Spatial Concepts: Elevation Changes
We all spend our days in a variety of indoor and outdoor spaces…our houses, places of work, stores, malls, churches, parks, highways, our gardens. Yet, most of us have a very limited vocabulary for talking about what makes some places amazing and others forgettable, if not outright unpleasant. How can we communicate about place better? How can we create better, more comfortable, more meaningful spaces?
Spatial concepts should be easily accessible. With the help of Sacajawea, Princess Louise and their friends in Design Land, we can compare their perceptions to real life occurrences in nature, in architecture, and in the built landscape to help us figure out what makes the best space. We’ll start this series with exploring the concept of elevation change.
Here’s Sacajawea….standing by herself in Design Land. But, standing on the saucer…an elevated plane…her whole perspective changes. Varying the plane alters our perspective of a space.
Look at my view of Sipi Falls in Eastern Uganda…and contemplate David’s view, standing on a rock outcropping higher up.

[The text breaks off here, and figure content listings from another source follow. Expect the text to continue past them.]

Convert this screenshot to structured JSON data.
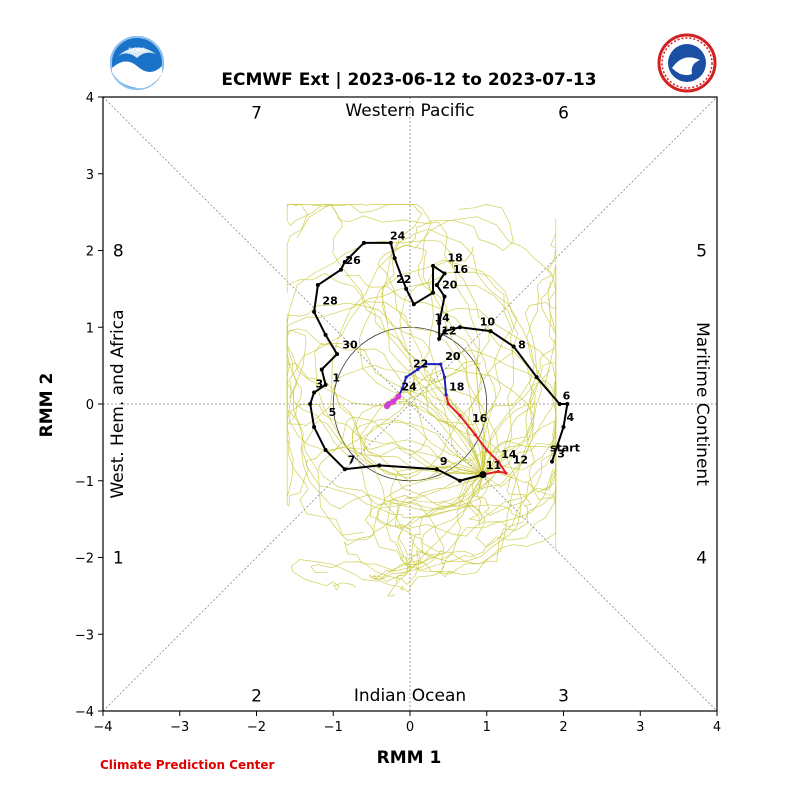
{
  "colors": {
    "ensemble": "#c8c83a",
    "observed": "#000000",
    "forecast_mean_early": "#e02020",
    "forecast_mean_late": "#2020c0",
    "forecast_mean_end": "#d040d0",
    "credit": "#e00000",
    "noaa_blue": "#1a73c9",
    "nws_red": "#d32020"
  },
  "credit": "Climate Prediction Center",
  "logos": {
    "left": "noaa-logo",
    "right": "nws-logo"
  },
  "chart_data": {
    "type": "line",
    "title": "ECMWF Ext | 2023-06-12 to 2023-07-13",
    "xlabel": "RMM 1",
    "ylabel": "RMM 2",
    "xlim": [
      -4,
      4
    ],
    "ylim": [
      -4,
      4
    ],
    "xticks": [
      "−4",
      "−3",
      "−2",
      "−1",
      "0",
      "1",
      "2",
      "3",
      "4"
    ],
    "yticks": [
      "−4",
      "−3",
      "−2",
      "−1",
      "0",
      "1",
      "2",
      "3",
      "4"
    ],
    "unit_circle_radius": 1,
    "phase_labels": [
      {
        "label": "1",
        "x": -3.8,
        "y": -2.0
      },
      {
        "label": "2",
        "x": -2.0,
        "y": -3.8
      },
      {
        "label": "3",
        "x": 2.0,
        "y": -3.8
      },
      {
        "label": "4",
        "x": 3.8,
        "y": -2.0
      },
      {
        "label": "5",
        "x": 3.8,
        "y": 2.0
      },
      {
        "label": "6",
        "x": 2.0,
        "y": 3.8
      },
      {
        "label": "7",
        "x": -2.0,
        "y": 3.8
      },
      {
        "label": "8",
        "x": -3.8,
        "y": 2.0
      }
    ],
    "regions": {
      "top": "Western Pacific",
      "bottom": "Indian Ocean",
      "left": "West. Hem. and Africa",
      "right": "Maritime Continent"
    },
    "start_label": "start",
    "observed": {
      "name": "observed",
      "points": [
        [
          1.85,
          -0.75
        ],
        [
          2.0,
          -0.3
        ],
        [
          2.05,
          0.0
        ],
        [
          1.95,
          0.0
        ],
        [
          1.65,
          0.35
        ],
        [
          1.35,
          0.75
        ],
        [
          1.05,
          0.95
        ],
        [
          0.65,
          1.0
        ],
        [
          0.45,
          0.95
        ],
        [
          0.38,
          0.85
        ],
        [
          0.38,
          1.05
        ],
        [
          0.45,
          1.4
        ],
        [
          0.35,
          1.55
        ],
        [
          0.45,
          1.7
        ],
        [
          0.3,
          1.8
        ],
        [
          0.3,
          1.45
        ],
        [
          0.05,
          1.3
        ],
        [
          -0.05,
          1.5
        ],
        [
          -0.2,
          1.9
        ],
        [
          -0.25,
          2.1
        ],
        [
          -0.6,
          2.1
        ],
        [
          -0.85,
          1.85
        ],
        [
          -0.9,
          1.75
        ],
        [
          -1.2,
          1.55
        ],
        [
          -1.25,
          1.2
        ],
        [
          -1.1,
          0.9
        ],
        [
          -0.95,
          0.65
        ],
        [
          -1.15,
          0.45
        ],
        [
          -1.1,
          0.25
        ],
        [
          -1.25,
          0.15
        ],
        [
          -1.3,
          0.0
        ],
        [
          -1.25,
          -0.3
        ],
        [
          -1.1,
          -0.6
        ],
        [
          -0.85,
          -0.85
        ],
        [
          -0.4,
          -0.8
        ],
        [
          0.35,
          -0.85
        ],
        [
          0.65,
          -1.0
        ],
        [
          0.95,
          -0.92
        ]
      ],
      "day_labels": [
        {
          "label": "3",
          "x": 1.88,
          "y": -0.72
        },
        {
          "label": "4",
          "x": 2.0,
          "y": -0.25
        },
        {
          "label": "6",
          "x": 1.95,
          "y": 0.03
        },
        {
          "label": "8",
          "x": 1.37,
          "y": 0.7
        },
        {
          "label": "10",
          "x": 0.87,
          "y": 1.0
        },
        {
          "label": "12",
          "x": 0.37,
          "y": 0.88
        },
        {
          "label": "14",
          "x": 0.28,
          "y": 1.05
        },
        {
          "label": "20",
          "x": 0.38,
          "y": 1.48
        },
        {
          "label": "16",
          "x": 0.52,
          "y": 1.68
        },
        {
          "label": "18",
          "x": 0.45,
          "y": 1.83
        },
        {
          "label": "22",
          "x": -0.22,
          "y": 1.55
        },
        {
          "label": "24",
          "x": -0.3,
          "y": 2.12
        },
        {
          "label": "26",
          "x": -0.88,
          "y": 1.8
        },
        {
          "label": "28",
          "x": -1.18,
          "y": 1.27
        },
        {
          "label": "30",
          "x": -0.92,
          "y": 0.7
        },
        {
          "label": "1",
          "x": -1.05,
          "y": 0.27
        },
        {
          "label": "3",
          "x": -1.27,
          "y": 0.19
        },
        {
          "label": "5",
          "x": -1.1,
          "y": -0.18
        },
        {
          "label": "7",
          "x": -0.85,
          "y": -0.8
        },
        {
          "label": "9",
          "x": 0.35,
          "y": -0.82
        },
        {
          "label": "11",
          "x": 0.95,
          "y": -0.87
        }
      ]
    },
    "forecast_mean": [
      {
        "name": "forecast-early",
        "points": [
          [
            0.95,
            -0.92
          ],
          [
            1.15,
            -0.88
          ],
          [
            1.25,
            -0.9
          ],
          [
            1.15,
            -0.75
          ],
          [
            1.0,
            -0.6
          ],
          [
            0.85,
            -0.4
          ],
          [
            0.65,
            -0.15
          ],
          [
            0.5,
            0.0
          ],
          [
            0.47,
            0.12
          ]
        ],
        "day_labels": [
          {
            "label": "14",
            "x": 1.15,
            "y": -0.73
          },
          {
            "label": "12",
            "x": 1.3,
            "y": -0.8
          },
          {
            "label": "16",
            "x": 0.77,
            "y": -0.26
          }
        ]
      },
      {
        "name": "forecast-late",
        "points": [
          [
            0.47,
            0.12
          ],
          [
            0.45,
            0.35
          ],
          [
            0.4,
            0.52
          ],
          [
            0.2,
            0.52
          ],
          [
            0.1,
            0.45
          ],
          [
            -0.05,
            0.35
          ],
          [
            -0.1,
            0.2
          ],
          [
            -0.15,
            0.1
          ]
        ],
        "day_labels": [
          {
            "label": "18",
            "x": 0.47,
            "y": 0.15
          },
          {
            "label": "20",
            "x": 0.42,
            "y": 0.55
          },
          {
            "label": "22",
            "x": 0.0,
            "y": 0.45
          },
          {
            "label": "24",
            "x": -0.15,
            "y": 0.15
          }
        ]
      },
      {
        "name": "forecast-end",
        "points": [
          [
            -0.15,
            0.1
          ],
          [
            -0.22,
            0.03
          ],
          [
            -0.28,
            0.0
          ],
          [
            -0.3,
            -0.03
          ]
        ],
        "day_labels": []
      }
    ],
    "ensemble_member_count": 50
  }
}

Think about how different planes, although visually connected, define the shopping mezzanine and the waiting area at Heathrow airport.

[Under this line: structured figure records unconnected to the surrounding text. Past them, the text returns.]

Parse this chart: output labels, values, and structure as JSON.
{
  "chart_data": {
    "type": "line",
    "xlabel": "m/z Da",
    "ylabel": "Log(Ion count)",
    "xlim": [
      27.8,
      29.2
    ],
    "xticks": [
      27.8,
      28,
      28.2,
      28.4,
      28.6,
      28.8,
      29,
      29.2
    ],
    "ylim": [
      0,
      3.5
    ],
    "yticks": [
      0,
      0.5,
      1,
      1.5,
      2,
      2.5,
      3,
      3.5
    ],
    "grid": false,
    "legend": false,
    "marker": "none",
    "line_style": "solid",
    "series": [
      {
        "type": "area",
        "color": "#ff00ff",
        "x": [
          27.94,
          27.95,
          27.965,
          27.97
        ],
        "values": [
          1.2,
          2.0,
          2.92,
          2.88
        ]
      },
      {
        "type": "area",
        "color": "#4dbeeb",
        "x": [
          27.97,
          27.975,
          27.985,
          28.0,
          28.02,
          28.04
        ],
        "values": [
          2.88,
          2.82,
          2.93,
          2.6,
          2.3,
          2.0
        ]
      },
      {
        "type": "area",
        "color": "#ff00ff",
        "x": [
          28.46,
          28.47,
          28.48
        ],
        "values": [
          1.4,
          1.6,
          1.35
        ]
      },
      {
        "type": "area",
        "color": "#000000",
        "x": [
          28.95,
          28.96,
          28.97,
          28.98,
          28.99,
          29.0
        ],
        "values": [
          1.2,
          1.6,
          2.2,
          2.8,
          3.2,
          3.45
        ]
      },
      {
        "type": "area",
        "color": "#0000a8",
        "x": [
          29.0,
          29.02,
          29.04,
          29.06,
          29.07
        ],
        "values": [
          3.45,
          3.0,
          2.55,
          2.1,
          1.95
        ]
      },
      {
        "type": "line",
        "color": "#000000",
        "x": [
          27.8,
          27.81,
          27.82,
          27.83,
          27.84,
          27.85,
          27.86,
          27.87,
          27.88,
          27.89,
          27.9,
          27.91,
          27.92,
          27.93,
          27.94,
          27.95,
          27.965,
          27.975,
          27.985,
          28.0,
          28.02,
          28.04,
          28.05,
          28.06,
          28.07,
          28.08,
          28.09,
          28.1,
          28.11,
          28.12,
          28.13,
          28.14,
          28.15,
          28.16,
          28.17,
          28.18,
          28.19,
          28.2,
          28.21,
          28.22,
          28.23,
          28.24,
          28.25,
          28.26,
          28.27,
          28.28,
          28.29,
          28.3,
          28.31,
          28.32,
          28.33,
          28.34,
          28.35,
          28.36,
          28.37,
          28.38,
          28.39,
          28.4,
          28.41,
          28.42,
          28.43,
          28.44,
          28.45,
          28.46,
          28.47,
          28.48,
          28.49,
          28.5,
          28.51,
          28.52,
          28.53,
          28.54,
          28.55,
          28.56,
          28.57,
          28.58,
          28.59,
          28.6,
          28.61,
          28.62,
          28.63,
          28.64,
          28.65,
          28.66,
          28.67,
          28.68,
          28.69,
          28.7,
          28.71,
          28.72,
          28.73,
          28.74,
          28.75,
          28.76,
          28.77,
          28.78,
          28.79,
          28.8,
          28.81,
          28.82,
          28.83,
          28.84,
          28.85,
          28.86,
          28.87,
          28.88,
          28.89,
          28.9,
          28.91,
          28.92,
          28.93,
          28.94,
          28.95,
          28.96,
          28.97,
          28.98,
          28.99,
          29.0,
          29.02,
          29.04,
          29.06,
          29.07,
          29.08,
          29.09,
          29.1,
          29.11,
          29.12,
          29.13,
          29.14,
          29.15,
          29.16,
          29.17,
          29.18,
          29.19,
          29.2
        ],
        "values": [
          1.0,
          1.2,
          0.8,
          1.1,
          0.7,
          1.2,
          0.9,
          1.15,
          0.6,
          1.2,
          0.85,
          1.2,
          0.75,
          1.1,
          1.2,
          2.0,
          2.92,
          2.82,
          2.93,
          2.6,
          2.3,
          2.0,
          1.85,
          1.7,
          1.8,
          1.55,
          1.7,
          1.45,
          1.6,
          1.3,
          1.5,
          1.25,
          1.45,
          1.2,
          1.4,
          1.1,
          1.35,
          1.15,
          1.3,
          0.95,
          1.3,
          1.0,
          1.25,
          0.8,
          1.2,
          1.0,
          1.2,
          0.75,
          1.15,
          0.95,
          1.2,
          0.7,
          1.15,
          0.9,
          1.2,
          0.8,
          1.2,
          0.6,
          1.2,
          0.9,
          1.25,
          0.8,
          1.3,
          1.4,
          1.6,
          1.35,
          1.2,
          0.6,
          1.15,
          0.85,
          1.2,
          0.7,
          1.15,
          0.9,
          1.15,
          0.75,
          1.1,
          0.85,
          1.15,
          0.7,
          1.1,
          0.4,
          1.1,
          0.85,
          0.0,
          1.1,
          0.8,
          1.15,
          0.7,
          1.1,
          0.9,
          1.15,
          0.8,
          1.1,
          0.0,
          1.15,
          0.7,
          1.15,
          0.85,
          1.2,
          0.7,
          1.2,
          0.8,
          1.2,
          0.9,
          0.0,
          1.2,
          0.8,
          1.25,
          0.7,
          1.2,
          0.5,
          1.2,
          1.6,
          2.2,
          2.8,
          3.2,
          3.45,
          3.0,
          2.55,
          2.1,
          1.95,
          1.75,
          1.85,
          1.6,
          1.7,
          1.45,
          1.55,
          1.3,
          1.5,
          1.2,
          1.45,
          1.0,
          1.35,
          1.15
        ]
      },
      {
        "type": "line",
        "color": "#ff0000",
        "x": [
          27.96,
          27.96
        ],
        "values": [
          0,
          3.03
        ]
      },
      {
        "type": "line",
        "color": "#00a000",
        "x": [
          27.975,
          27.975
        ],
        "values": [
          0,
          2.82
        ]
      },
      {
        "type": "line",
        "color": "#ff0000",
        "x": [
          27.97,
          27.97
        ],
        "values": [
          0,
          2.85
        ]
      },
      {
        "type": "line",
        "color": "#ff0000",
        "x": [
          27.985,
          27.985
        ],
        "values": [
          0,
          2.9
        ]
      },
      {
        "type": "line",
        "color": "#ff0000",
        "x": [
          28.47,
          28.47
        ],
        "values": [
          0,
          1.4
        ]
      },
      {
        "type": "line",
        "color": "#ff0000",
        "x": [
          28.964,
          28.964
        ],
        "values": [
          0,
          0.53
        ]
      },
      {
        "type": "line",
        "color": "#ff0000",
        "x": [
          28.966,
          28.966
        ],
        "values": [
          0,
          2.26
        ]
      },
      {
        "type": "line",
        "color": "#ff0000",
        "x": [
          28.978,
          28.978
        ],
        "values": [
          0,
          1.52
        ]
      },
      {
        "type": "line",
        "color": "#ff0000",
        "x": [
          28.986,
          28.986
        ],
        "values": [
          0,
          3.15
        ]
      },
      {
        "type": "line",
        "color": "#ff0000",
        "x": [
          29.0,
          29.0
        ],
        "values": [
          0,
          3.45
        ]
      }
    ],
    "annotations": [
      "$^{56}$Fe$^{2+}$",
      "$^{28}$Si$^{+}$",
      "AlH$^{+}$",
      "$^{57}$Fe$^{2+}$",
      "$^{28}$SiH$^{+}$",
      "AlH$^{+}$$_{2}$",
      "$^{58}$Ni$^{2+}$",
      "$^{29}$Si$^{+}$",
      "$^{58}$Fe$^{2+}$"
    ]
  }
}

In the landscape ISD designed, consider how we differentiated the house, the dining room and the living room of this outdoor space with changes in elevation. The spaces are separated from the others by just one step. The transitions are comfortable, while accommodating the slope. Each space provides independant function, yet flows to the next gracefully.
Manipulating planes and vertical forms successfully, and creating meaningful spaces present challenges in the landscape because there’s always the context of what’s already there. The landscape is rarely a blank slate. Sites can be flat, can present elevation changes in multiple directions, or have hills in awkward locations.
Resolving elevation and sculpting the land successfully is one of the hallmarks of quality landscape design. Working with talented designers (like us at Ivy Street Design) can take this potential challenge and create a space that feels like it is meant to be.